Yang tidak menerima adalah calon jemaah haji yang masih ragu-ragu apakah vaksin ini halal jika disuntikin ke bodinya.
Polemik akan timbul kalo instansi-instansi yang berwenang (Depkes dan MUI) gagal meyakinkan calon jemaah tersebut untuk menggunakan vaksin ini.
Komentar saya (sebagai non muslim yang bingung..)
Kalau Arab saja sudah mengharuskan pemakaian vaksin itu kalau ingin masuk ke negaranya, apa ini bukan berarti mereka sudah menerima pemakaian vaksin itu?
Kalau mereka sudah menerima, terus, kenapa Indonesia tidak?
Cheers, Vic
*Geli mbayangin nanya ke juragan ayam apakah ayamnya disembelih sambil baca bismillah..*
Topiknya bagus mbak. Kalo dihadapkan kpd hal smcm itu, aku pilih yg ilmu "kepepet" aja. Mnrtku kita gak usah terlalu njlimet mikirnya, apalagi ilustrasinya sdh ada pada jaman Nabi dulu. Coba kalo "sgl suatu yg menunjang peri kehidupan (muslim)" ini, kita cermati asal-usul dan proses pembuatannya, jadi susah kan, dan nggak mungkin bisa konsisten dlm ngejalaninya. (contoh kecil, mis: Bu, beli nasi ama ayam dibungkus satu. Tp maaf Bu, ayamnya kmrn beli di pasar ato punya sndr Bu, trs nyembelihnya pake Bismillah ngga ya Bu.. dst.)
Hmmm.. rumit juga ya masalahnya.. tapi kan hasil akhirnya si unsur babi udh ilang.. kya na sih udh ga masalah he..he..
Investasi penelitian tentang produksi vaksin dengan menggunakan katalisator berupa enzim selain tripsin babi, pasti prospeknya bagus banget. Sayangnya kita tau sendiri, dana penelitian apapun di Indonesia selalu dianaktirikan dalam anggaran nasional. Padahal kalo vaksinnya jadi, ini akan menolong kita semua untuk tetap sehat tanpa harus berhubungan dengan yang haram.

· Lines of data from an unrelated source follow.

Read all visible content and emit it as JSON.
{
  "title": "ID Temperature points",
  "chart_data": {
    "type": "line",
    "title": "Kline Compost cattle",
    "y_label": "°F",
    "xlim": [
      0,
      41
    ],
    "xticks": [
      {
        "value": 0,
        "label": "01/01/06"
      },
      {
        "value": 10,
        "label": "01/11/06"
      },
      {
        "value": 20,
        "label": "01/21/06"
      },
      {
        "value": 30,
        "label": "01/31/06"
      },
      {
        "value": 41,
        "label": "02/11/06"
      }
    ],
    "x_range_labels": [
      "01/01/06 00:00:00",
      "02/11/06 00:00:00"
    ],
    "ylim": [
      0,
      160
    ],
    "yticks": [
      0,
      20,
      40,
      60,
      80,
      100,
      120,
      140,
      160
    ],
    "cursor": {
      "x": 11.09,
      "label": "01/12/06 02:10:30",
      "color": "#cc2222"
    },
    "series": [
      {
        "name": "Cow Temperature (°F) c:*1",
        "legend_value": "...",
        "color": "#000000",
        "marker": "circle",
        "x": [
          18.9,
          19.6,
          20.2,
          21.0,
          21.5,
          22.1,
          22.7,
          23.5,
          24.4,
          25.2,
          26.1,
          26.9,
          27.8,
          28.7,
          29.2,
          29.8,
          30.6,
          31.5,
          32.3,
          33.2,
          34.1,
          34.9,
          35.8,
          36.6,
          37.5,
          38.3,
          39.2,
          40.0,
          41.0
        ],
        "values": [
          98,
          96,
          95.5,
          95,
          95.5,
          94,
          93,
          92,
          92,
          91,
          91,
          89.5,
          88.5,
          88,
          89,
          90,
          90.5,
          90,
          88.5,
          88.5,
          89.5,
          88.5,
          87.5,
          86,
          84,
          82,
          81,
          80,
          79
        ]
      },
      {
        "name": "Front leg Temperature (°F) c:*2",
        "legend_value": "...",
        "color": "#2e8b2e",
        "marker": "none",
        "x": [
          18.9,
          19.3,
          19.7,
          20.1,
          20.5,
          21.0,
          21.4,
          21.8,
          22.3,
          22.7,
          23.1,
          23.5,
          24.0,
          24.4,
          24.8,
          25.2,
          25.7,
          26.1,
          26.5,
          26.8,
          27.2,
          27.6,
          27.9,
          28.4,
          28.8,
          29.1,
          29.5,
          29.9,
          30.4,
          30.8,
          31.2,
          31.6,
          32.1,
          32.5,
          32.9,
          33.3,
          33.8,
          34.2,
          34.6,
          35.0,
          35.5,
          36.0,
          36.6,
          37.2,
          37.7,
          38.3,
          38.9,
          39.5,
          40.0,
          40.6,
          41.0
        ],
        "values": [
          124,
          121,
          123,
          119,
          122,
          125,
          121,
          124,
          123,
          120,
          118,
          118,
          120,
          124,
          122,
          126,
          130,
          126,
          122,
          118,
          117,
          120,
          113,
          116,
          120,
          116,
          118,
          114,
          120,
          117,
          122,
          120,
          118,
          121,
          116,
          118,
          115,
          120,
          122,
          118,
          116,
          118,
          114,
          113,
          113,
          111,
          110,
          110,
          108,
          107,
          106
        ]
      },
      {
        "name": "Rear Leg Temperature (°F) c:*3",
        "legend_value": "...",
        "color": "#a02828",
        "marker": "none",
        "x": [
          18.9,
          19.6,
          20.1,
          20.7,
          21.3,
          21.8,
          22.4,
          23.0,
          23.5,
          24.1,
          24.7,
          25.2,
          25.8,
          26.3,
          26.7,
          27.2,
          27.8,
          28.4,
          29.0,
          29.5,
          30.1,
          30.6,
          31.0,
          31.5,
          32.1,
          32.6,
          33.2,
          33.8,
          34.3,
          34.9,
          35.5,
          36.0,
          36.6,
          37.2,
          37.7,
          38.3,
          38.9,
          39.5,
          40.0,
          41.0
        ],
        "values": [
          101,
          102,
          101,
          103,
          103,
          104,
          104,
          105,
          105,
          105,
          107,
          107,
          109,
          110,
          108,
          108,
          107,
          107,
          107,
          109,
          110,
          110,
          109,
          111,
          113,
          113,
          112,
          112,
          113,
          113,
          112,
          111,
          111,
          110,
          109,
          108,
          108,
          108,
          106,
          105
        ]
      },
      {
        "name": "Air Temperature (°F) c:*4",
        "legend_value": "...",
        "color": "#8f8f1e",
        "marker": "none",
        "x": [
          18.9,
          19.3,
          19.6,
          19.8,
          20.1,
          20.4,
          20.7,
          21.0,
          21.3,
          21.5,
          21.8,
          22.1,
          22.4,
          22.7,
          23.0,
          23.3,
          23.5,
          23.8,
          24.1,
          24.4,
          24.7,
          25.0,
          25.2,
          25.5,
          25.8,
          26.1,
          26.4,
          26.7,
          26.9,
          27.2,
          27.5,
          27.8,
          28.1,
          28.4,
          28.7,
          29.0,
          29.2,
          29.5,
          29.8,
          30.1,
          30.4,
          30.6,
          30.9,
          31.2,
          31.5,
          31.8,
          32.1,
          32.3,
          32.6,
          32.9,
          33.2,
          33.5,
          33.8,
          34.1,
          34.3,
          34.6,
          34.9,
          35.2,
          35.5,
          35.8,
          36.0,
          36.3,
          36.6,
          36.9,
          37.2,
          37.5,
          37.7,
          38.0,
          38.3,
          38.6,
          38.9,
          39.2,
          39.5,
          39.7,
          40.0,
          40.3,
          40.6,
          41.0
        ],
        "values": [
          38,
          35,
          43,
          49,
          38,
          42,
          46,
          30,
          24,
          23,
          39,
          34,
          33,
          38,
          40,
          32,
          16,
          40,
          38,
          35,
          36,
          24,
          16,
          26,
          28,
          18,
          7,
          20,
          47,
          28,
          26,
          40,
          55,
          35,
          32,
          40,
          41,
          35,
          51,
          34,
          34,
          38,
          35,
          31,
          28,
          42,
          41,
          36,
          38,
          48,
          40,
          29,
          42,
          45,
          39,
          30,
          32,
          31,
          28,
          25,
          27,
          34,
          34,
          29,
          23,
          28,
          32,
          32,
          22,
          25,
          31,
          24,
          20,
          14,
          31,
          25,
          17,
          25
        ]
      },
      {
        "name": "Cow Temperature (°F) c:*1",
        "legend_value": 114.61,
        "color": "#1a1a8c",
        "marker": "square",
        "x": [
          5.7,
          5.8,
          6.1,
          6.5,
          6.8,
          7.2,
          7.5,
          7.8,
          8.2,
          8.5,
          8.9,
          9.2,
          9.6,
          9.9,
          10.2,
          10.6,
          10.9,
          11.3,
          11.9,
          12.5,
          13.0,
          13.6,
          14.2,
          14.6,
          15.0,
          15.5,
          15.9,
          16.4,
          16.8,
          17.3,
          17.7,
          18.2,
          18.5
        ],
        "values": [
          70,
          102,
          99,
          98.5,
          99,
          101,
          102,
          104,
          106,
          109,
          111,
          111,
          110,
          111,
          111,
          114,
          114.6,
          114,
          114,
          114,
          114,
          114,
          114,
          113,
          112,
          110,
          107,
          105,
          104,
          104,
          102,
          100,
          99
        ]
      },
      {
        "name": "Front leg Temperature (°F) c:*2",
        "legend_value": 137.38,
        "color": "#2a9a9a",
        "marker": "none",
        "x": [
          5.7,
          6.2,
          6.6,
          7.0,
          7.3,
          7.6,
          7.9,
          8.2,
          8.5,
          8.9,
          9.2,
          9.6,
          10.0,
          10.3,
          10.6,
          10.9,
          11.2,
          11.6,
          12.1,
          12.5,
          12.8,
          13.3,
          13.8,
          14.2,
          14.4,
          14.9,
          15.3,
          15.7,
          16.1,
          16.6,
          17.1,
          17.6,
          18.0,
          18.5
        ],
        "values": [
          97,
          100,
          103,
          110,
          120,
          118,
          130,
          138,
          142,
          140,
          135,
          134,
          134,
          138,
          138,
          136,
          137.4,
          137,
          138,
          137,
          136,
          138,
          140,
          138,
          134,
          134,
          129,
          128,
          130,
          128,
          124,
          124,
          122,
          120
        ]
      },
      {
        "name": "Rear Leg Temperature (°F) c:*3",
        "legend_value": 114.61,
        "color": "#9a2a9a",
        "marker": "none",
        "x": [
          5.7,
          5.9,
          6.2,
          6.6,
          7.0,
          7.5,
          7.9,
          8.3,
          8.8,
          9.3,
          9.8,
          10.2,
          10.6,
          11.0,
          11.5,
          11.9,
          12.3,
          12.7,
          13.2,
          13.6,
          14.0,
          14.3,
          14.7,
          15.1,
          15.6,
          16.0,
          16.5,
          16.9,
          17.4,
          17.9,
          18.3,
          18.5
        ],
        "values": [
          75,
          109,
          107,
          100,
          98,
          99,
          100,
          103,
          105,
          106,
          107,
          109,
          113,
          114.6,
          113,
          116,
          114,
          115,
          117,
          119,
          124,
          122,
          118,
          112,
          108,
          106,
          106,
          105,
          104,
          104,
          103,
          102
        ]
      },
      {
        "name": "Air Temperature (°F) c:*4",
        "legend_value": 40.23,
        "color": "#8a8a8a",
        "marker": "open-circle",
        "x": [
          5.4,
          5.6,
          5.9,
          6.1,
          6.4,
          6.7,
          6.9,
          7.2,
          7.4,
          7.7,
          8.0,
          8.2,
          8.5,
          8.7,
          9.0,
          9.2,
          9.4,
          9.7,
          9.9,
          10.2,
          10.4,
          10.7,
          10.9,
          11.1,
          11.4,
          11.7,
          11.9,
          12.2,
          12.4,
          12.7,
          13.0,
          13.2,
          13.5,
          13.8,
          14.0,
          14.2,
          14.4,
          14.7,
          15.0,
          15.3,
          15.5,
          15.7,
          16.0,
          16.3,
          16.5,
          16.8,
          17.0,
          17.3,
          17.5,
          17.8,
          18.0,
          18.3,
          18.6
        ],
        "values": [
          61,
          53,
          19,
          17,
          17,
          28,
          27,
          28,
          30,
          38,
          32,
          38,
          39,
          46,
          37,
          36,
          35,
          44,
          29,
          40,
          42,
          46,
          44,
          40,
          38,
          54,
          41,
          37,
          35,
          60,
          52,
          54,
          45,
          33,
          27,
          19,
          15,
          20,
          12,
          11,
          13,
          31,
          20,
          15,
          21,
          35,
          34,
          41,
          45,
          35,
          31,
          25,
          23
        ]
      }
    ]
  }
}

Kan ilmu pengetahuan dan agama mestinya tetap sejalan kan?
Maaf, hari ini saya mengecewakan dengan tidak membahas Playboy-nya..:p
Setahu saya dulu waktu belajar kimia di SMA, yang namanya katalisator itu hanya berfungsi untuk mempercepat reaksi, tapi tidak ikut bereaksi, sehingga produk akhir reaksi tidak mengandung zat katalisator. Jadi menurut saya sih aman-aman saja, gak haram.
Tapi ini juga menjadi peluang untuk Biofarma di Bandung untuk bisa memproduksi vaksin meningitis yang proses produksinya tidak harus menggunakan tripsin sebagai katalisator, siapa tahu bisa pakai "vitsin" aja hehehehe.
Kalau bisa kan bagus tuh, bayangkan demand nya setiap tahun sudah pasti sekian juta calon jemaah haji.